1in one out, on sides, but inlet would need to pump water to reach bottom of rad t high speed, so first soultion seems to be better

you have decent rad on CPU, and it would be a sin not to use it in possibly maximal part :)
 
Ven0m, the nozzle goes down in between the two sets of fins, (through the hole shown in the second pic) to about 1/4" or so above the core, I'm not sure exactly what you mean by
imho nozzle should be possibly wide to cover all thermalright, and 2 outlets, just in ww style or....

1in one out, on sides, but inlet would need to pump water to reach bottom of rad t high speed...
. Being as the core is really not that big, I would think it would be better to have the nozzle close to it and only as large as it. Side outlet could be a good idea too, but if you look at the way I've routed the water, I think it works more efficiently by forcing the water up equally through both groups of fins (not just up the middle, which is why that plastic piece is there) and out the top.
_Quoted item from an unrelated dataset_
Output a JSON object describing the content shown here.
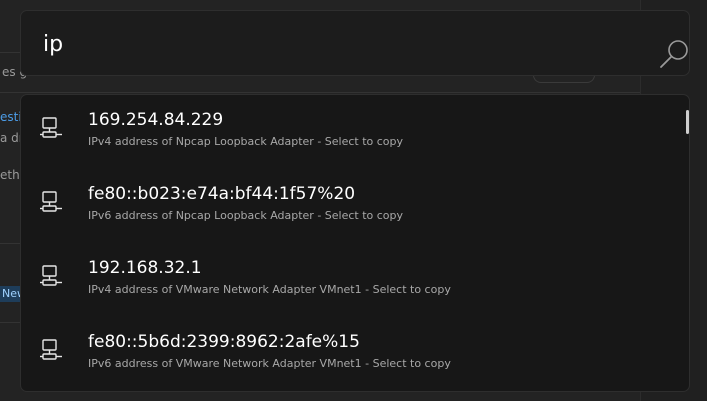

It works great for me, however I have yet to try any other blocks out as this is my first setup of the system, so I don't have much of a basis for comparison. Do you mean to cover up the entire empty slot in the heatsink with the nozzle? I chose not to do that because by the time the water reached the core (the bottom) it would have slowed down quite a lot by the surrounding turbulent water, and because the opening in the nozzle would be much bigger, therefore slower water flow out the nozzle...also stopping the "jet" effect on the core.

Any other thoughts? I find this very intruiging :)
 
Your home-made watercooling system is awesome. Very creative. I especially like the cooled and silenced hard drive.